Sunday, July 21, 2013

WHY AM I STILL UP?


It's late and I am still up writing, I really have to question my sanity. I have a meeting in the morning and need to be sharp but I am so interested in other things at the moment. I wonder if night brings about hubris and makes people feel invincible. I am tired, I am thirsty, I know what my day will bring tomorrow but I just don't feel like letting that get to me. I am thinking of so many things and so many things I am thinking of make such little sense, even to me.

An hour ago I was thinking of what it must have been like to be David Sarnoff back when he was delivering flowers to the may mistresses of Marconi out in New York. Then I think back to previous hours and how thrilled I was with the latest installment of the HBO drama Newsroom and how cool it is that Jeff Daniels will likely have an iconic role to define his outstanding career. Here I am, it's late as fuck and I am still writing, and yet I don't know why.

This blog is such a medium for expression, often times I express raw emotion without any real attention to accuracy and I wonder how many mistakes I have made in the process of creating volume. I don't give a shit about what people think of my mistakes because this is my forum and yet I want reactions, I want to push buttons and get people talking. Yes I know what I'm saying because I read and read carefully but often times I write recklessly because I am fully invested. I look forward to numbers, ideas, reactions and I love when I have the opportunity to prove assholes wrong.

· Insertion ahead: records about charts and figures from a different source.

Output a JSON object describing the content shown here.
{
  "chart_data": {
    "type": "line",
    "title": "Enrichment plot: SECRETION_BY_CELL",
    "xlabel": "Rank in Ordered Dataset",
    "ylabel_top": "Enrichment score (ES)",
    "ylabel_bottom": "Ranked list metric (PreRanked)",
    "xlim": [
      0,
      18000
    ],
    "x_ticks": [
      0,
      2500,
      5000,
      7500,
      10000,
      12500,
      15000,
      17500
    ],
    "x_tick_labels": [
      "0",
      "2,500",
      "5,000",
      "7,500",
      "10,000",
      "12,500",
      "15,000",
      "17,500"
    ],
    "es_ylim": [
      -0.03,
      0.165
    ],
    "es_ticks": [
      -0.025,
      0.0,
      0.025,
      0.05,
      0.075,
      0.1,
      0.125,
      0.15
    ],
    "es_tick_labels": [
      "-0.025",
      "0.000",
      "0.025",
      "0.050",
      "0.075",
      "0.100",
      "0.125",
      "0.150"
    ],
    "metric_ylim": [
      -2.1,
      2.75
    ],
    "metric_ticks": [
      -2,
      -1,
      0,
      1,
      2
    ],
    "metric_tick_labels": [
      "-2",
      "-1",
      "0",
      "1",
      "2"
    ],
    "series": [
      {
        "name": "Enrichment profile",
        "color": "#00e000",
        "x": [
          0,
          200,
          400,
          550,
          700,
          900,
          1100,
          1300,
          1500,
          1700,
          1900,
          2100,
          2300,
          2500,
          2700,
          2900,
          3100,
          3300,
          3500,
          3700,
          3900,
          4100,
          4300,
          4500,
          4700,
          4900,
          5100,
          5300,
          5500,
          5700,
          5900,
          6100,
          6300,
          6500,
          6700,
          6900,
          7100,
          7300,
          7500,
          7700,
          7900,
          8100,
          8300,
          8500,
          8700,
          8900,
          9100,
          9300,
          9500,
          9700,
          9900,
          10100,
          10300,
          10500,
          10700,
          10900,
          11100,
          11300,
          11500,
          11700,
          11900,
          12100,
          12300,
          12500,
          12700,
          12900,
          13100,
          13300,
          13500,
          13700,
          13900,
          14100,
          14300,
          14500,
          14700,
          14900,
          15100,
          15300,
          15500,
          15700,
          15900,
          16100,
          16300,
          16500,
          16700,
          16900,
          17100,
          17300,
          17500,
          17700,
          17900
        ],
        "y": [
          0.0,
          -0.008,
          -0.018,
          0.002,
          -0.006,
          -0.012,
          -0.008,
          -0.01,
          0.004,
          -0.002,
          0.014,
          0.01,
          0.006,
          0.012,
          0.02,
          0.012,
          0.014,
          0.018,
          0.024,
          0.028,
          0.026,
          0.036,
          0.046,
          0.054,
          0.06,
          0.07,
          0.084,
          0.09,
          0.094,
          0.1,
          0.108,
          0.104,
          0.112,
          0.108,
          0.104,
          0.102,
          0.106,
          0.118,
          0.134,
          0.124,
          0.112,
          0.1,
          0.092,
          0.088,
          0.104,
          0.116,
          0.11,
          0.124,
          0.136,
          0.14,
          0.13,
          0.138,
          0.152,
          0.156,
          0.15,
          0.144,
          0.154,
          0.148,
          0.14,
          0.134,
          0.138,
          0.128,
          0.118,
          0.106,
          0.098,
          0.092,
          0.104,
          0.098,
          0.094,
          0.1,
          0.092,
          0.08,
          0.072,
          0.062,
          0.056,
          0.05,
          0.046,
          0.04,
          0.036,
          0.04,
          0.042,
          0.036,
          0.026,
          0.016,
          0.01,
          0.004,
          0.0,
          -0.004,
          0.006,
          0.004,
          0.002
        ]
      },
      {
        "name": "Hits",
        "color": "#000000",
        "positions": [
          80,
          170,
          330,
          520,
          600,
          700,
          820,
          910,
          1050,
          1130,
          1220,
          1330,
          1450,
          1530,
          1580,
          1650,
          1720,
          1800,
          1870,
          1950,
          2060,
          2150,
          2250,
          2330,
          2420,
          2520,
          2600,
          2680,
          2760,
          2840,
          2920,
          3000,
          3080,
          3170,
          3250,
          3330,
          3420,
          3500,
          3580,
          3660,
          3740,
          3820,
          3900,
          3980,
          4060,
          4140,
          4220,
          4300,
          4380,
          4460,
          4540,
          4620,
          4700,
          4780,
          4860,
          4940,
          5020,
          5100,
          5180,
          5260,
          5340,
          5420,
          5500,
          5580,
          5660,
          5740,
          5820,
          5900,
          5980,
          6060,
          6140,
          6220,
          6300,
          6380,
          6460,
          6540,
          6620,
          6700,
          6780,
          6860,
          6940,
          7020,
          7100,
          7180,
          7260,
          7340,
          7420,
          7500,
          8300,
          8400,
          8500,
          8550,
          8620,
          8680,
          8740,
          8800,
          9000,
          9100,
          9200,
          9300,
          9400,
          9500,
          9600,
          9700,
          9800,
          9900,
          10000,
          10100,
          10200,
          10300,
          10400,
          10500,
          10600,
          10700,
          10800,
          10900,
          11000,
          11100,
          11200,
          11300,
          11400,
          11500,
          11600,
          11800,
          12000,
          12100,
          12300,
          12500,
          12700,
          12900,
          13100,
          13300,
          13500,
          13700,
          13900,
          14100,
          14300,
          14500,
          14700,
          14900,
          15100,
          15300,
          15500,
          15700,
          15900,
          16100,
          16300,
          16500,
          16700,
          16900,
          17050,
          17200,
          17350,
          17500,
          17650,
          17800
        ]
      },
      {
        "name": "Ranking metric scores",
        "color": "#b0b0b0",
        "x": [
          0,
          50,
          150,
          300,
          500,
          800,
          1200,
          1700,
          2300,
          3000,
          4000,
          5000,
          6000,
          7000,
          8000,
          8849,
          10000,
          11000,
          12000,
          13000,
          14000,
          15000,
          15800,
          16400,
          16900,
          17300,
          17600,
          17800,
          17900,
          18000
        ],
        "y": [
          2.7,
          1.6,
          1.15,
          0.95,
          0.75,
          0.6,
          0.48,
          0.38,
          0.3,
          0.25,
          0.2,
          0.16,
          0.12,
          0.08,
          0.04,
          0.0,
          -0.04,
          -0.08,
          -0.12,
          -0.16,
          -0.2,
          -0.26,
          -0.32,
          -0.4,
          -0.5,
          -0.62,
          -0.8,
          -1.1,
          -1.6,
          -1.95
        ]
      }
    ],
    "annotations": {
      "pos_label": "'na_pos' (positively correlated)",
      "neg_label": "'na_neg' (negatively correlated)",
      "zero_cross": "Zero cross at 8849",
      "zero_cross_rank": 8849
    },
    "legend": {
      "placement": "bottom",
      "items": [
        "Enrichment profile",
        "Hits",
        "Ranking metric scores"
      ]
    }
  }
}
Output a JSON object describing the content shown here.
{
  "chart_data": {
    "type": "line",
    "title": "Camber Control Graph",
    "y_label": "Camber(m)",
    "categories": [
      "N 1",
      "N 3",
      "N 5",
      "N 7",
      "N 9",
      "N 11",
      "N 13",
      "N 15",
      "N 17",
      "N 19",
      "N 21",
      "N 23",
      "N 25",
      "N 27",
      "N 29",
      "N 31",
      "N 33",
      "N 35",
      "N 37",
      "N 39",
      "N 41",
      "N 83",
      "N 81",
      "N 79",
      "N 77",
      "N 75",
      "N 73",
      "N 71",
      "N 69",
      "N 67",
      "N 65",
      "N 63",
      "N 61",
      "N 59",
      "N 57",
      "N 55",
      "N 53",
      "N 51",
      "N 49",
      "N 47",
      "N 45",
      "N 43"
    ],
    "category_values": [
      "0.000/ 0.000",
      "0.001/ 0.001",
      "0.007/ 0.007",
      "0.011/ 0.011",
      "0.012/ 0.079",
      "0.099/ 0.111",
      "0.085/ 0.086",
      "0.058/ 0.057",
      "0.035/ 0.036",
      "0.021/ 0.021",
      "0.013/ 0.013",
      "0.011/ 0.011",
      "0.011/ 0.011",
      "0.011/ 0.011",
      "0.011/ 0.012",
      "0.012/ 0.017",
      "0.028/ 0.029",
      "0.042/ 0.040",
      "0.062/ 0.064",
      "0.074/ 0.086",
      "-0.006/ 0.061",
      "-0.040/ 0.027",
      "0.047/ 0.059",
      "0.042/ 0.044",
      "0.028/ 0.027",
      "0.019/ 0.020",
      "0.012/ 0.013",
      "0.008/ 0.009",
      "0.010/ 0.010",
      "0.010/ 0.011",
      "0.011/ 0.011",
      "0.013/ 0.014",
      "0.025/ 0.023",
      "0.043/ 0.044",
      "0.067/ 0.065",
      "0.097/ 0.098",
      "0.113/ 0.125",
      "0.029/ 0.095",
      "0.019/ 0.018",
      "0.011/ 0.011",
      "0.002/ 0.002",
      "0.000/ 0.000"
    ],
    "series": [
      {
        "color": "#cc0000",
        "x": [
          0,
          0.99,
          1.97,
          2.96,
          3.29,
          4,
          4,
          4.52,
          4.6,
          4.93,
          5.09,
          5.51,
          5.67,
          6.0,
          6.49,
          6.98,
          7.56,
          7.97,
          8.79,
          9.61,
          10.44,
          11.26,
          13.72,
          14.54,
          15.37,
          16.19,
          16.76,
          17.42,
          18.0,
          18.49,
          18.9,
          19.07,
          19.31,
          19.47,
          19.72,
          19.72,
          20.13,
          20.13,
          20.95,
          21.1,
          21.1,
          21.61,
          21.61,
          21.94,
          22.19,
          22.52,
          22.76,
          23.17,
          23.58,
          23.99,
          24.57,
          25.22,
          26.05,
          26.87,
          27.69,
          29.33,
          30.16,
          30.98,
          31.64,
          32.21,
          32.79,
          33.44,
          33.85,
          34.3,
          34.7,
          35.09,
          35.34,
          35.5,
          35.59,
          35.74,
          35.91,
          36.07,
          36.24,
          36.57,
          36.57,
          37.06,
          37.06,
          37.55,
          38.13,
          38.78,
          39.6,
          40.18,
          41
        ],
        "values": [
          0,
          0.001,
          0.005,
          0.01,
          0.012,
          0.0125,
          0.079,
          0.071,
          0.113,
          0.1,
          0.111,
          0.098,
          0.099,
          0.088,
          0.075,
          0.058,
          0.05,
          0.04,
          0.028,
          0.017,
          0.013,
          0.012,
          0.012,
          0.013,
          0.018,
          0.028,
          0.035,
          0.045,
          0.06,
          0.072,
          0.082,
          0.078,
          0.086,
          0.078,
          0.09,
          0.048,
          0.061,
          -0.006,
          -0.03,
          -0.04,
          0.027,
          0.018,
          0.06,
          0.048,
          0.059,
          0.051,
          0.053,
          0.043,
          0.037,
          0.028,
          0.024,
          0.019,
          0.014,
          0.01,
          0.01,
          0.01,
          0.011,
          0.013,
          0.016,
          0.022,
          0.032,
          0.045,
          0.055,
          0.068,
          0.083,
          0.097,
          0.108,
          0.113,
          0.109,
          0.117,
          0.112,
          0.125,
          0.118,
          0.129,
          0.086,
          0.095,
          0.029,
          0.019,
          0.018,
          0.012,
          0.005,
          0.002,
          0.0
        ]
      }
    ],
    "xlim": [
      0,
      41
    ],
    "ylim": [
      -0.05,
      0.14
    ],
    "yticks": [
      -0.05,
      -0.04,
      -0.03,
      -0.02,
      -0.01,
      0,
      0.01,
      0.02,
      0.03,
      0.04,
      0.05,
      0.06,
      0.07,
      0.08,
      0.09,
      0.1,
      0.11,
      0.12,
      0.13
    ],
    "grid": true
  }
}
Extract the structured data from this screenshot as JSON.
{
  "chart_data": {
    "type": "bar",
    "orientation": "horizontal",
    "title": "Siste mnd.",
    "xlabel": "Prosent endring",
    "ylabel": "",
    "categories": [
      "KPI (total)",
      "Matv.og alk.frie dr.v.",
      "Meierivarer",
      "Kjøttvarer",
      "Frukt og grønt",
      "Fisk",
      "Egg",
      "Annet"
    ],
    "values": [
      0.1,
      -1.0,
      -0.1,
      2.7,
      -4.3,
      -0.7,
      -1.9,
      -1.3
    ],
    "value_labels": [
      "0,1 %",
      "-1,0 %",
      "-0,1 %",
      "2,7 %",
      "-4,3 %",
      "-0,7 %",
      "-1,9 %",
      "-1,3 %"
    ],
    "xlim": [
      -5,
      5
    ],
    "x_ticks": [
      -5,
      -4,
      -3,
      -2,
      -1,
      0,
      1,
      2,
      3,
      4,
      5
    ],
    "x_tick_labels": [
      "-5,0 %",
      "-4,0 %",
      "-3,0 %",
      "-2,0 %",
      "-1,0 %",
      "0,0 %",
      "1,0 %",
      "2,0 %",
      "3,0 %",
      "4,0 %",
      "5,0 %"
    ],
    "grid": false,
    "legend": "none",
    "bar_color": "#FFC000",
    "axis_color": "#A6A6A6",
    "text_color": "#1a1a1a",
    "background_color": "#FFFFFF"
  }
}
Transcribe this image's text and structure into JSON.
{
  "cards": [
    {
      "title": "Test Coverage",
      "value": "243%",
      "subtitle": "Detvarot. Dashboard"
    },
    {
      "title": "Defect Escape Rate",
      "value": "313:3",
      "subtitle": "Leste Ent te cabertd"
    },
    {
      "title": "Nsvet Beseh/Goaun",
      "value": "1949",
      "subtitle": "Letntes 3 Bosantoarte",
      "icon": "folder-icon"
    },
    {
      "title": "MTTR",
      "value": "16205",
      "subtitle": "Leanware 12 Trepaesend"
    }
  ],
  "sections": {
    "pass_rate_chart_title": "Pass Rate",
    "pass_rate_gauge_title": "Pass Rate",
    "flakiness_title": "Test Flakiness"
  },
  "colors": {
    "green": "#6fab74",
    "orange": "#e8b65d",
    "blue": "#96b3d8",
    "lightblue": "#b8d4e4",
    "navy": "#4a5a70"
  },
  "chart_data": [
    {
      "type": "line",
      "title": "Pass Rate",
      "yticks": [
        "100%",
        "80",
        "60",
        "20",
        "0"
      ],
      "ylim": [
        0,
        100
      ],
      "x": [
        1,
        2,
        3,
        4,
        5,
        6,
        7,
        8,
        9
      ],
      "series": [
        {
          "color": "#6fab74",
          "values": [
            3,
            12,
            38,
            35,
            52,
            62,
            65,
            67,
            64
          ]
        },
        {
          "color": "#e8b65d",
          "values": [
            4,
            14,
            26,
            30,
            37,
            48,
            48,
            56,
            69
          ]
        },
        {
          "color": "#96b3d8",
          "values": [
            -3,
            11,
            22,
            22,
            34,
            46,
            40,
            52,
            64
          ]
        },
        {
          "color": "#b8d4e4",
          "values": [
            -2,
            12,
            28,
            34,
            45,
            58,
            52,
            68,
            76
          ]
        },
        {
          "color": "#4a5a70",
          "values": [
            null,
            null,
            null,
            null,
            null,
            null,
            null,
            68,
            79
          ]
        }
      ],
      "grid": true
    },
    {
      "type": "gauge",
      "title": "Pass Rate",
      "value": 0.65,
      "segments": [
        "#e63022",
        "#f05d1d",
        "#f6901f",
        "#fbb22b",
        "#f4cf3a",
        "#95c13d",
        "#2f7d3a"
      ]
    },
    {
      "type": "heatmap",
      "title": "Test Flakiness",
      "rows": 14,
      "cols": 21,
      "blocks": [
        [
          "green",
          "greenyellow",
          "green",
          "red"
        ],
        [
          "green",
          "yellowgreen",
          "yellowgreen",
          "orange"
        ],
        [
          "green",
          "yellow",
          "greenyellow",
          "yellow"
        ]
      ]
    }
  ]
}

I am not really into political correctness, in fact I challenge that ridiculous and hypocritical norm which we enforce because honestly it's nothing more than fear, a blanket for the cowardly. It's late and I am opening up to perfect strangers because I am secure in my own feelings and opinions, I will agree, disagree, and stand up when it's necessary. I will attack people not for the sake of the attack but simply because I live in reality. It's late, I'm tired and open, and I will say whatever the hell I want to say.